Yes, you read that right.
All week, all I've heard is, "Wow, Jahvid Best is awesome," "Holy cow, Jahvid Best is fast," and "No. The Cougs don't have a prayer (of stopping Jahvid Best)."
The Cougs do have a prayer of stopping Best and his friend, Shane Vereen. In fact, I think it's much better than a prayer -- I believe the Cougs can severely limit what Best and Vereen are able to do, at least on offense. (I wouldn't even pretend to tell you what the Cougs can do on special teams to limit these guys, except to kick the ball out of bounds.)
Please watch the following highlight reel of Best and Vereen from last Saturday's game, and I'll tell you just how the Cougs are going to stop these two guys. (CougCenter suggests watching with the volume off.)
Now, your first impression, as most people's will be, probably was this: "Wow, those guys are fast! They're awesome!"
And I don't disagree. They are fast and awesome. But let's be real. There is one reason and one reason alone those two guys had the success they had on Saturday: Their offensive line was spectacular.
If you didn't notice it the first time around, I suggest going back and rewatching it: Michigan State's defensive line routinely was pushed three to five yards downfield on just about every running play. When Paul Wulff talked this week about Cal being a physical team, this is the kind of stuff he was talking about.
So why do I think the Cougs can, at the very least, contain these two guys?
Last Saturday, the Cougs were facing what was purported to be one of the better offensive lines they were going to see all year long. I expected the defensive line to get shoved around and run all over for three hours -- I told anyone who would listen that my over/under for rushing yards by Oklahoma State was 275.
To my surprise, the unit of Matt Mullenix, Kevin Kooyman, A'i Ahmu, Matt Eichelberger and Adam Hineline more than held their own. Yes, they gave up 4.1 yards per rush, but that number was inflated somewhat in the fourth quarter as the Cowboys salted the game away against a fatigued defense.
If those guys can repeat that performance and be stout at the point of attack -- and I do realize Ahmu will miss the first half, so the job is tougher -- I think they have a very good chance of limiting Cal's backs, neither of whom are downhill runners who can make holes for themselves.

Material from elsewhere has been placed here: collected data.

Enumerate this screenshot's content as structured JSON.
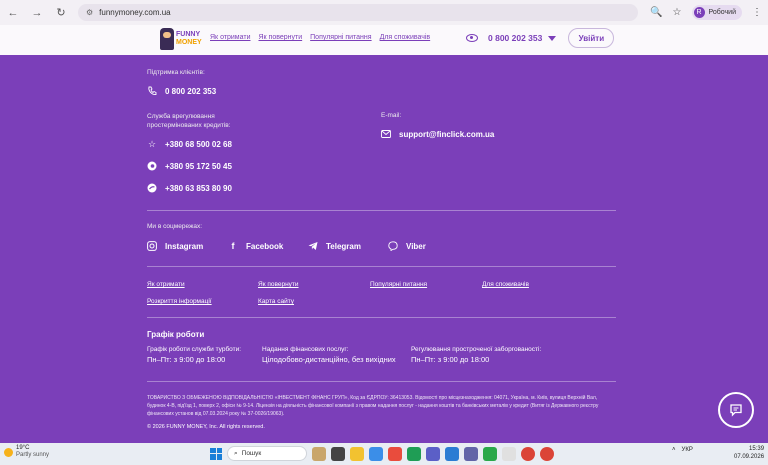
{
  "browser": {
    "url": "funnymoney.com.ua",
    "profile_initial": "R",
    "profile_label": "Робочий"
  },
  "header": {
    "logo_line1": "FUNNY",
    "logo_line2": "MONEY",
    "nav": [
      "Як отримати",
      "Як повернути",
      "Популярні питання",
      "Для споживачів"
    ],
    "phone": "0 800 202 353",
    "login_label": "Увійти"
  },
  "footer": {
    "support_label": "Підтримка клієнтів:",
    "support_phone": "0 800 202 353",
    "overdue_label_1": "Служба врегулювання",
    "overdue_label_2": "простермінованих кредитів:",
    "overdue_phones": [
      "+380 68 500 02 68",
      "+380 95 172 50 45",
      "+380 63 853 80 90"
    ],
    "email_label": "E-mail:",
    "email": "support@finclick.com.ua",
    "social_label": "Ми в соцмережах:",
    "socials": [
      "Instagram",
      "Facebook",
      "Telegram",
      "Viber"
    ],
    "links_row1": [
      "Як отримати",
      "Як повернути",
      "Популярні питання",
      "Для споживачів"
    ],
    "links_row2": [
      "Розкриття інформації",
      "Карта сайту"
    ],
    "schedule_title": "Графік роботи",
    "schedule": [
      {
        "label": "Графік роботи служби турботи:",
        "value": "Пн–Пт: з 9:00 до 18:00"
      },
      {
        "label": "Надання фінансових послуг:",
        "value": "Цілодобово-дистанційно, без вихідних"
      },
      {
        "label": "Регулювання простроченої заборгованості:",
        "value": "Пн–Пт: з 9:00 до 18:00"
      }
    ],
    "legal": "ТОВАРИСТВО З ОБМЕЖЕНОЮ ВІДПОВІДАЛЬНІСТЮ «ІНВЕСТМЕНТ ФІНАНС ГРУП», Код за ЄДРПОУ: 36413053. Відомості про місцезнаходження: 04071, Україна, м. Київ, вулиця Верхній Вал, будинок 4-В, під'їзд 1, поверх 2, офіси № 9-14. Ліцензія на діяльність фінансової компанії з правом надання послуг - надання коштів та банківських металів у кредит (Витяг із Державного реєстру фінансових установ від 07.03.2024 року № 37-0026/19063).",
    "copyright": "© 2026 FUNNY MONEY, Inc. All rights reserved."
  },
  "taskbar": {
    "weather_temp": "19°C",
    "weather_desc": "Partly sunny",
    "search": "Пошук",
    "lang": "УКР",
    "time": "15:39",
    "date": "07.09.2026"
  }
}
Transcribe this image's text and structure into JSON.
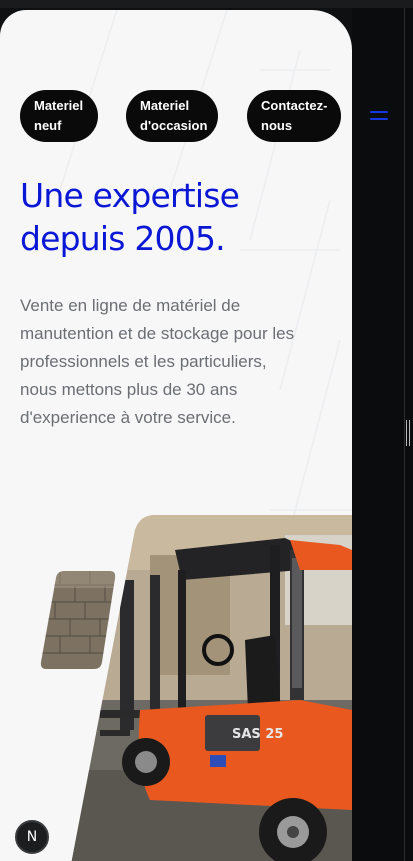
{
  "nav": {
    "items": [
      {
        "label_line1": "Materiel",
        "label_line2": "neuf"
      },
      {
        "label_line1": "Materiel",
        "label_line2": "d'occasion"
      },
      {
        "label_line1": "Contactez-",
        "label_line2": "nous"
      }
    ]
  },
  "hero": {
    "headline_line1": "Une expertise",
    "headline_line2": "depuis 2005.",
    "lead_line1": "Vente en ligne de matériel de",
    "lead_line2": "manutention et de stockage pour les",
    "lead_line3": "professionnels et les particuliers,",
    "lead_line4": "nous mettons plus de 30 ans",
    "lead_line5": "d'experience à votre service."
  },
  "photo": {
    "forklift_model": "SAS 25"
  },
  "badge": {
    "label": "N"
  },
  "colors": {
    "accent": "#0a17d4",
    "menu_icon": "#1538e6",
    "forklift_orange": "#e8581f",
    "page_bg": "#f7f7f8"
  },
  "icons": {
    "menu": "hamburger-icon",
    "badge": "nextjs-n-icon"
  }
}
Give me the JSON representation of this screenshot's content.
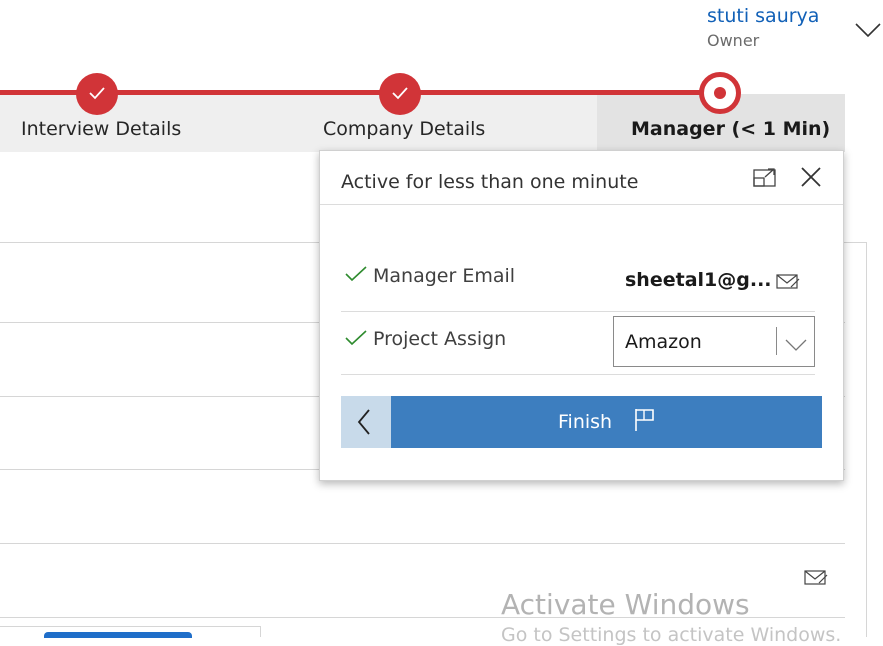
{
  "user": {
    "name": "stuti saurya",
    "role": "Owner"
  },
  "stages": [
    {
      "label": "Interview Details",
      "state": "completed"
    },
    {
      "label": "Company Details",
      "state": "completed"
    },
    {
      "label": "Manager  (< 1 Min)",
      "state": "active"
    }
  ],
  "flyout": {
    "title": "Active for less than one minute",
    "fields": [
      {
        "label": "Manager Email",
        "value": "sheetal1@g...",
        "icon": "mail-icon"
      },
      {
        "label": "Project Assign",
        "value": "Amazon",
        "icon": "chevron-down-icon"
      }
    ],
    "finish_label": "Finish"
  },
  "watermark": {
    "title": "Activate Windows",
    "subtitle": "Go to Settings to activate Windows."
  },
  "colors": {
    "accent_red": "#d13438",
    "finish_blue": "#3d7ebf",
    "back_blue": "#c8daea",
    "link_blue": "#1160b7",
    "check_green": "#2e8b2e"
  }
}
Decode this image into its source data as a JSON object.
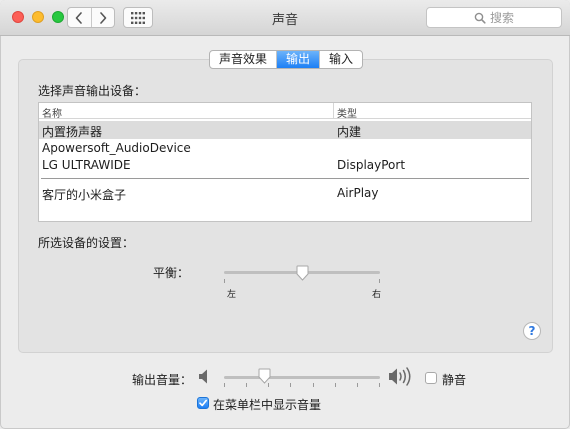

Both operate best in space, and my goodness, there was a ridiculous amount of space against Michigan State.
Take away that space, and you take away their effectiveness.
The other thing I noticed is that there were a fair amount of missed tackles by MSU, especially by linebackers. That won't happen with these Cougs; our linebackers are the strength of the defense, and these guys are excellent tacklers.
However, I will finish this off with one word of caution for the linebackers and secondary.
Go back to the video, and fast forward to the 3:17 mark. It's a goal-line set. Michigan State actually did a decent job plugging the hole, so Best did what he does ... um, Best: Used his speed to bounce it out to the goal line, cruising into the end zone.
What stood out most to me was just how poor of an angle the safety took to Best -- he had no prayer of making that tackle. It happened over and over again throughout this highlight reel. That tells me that Best's speed is special, something that just can't be appreciated by watching film, or duplicated on a practice squad (apologies to James Montgomery).
And therein lies the rub. If the Cougs can reasonably control the line of scrimmage (which I think they can) and if the linebackers can take good angles to the ball carriers and wrap up when they get there (which I think they can), they can contain Best and Vereen.
With a little bit of help from the offense, this game is going to be a lot closer than people think.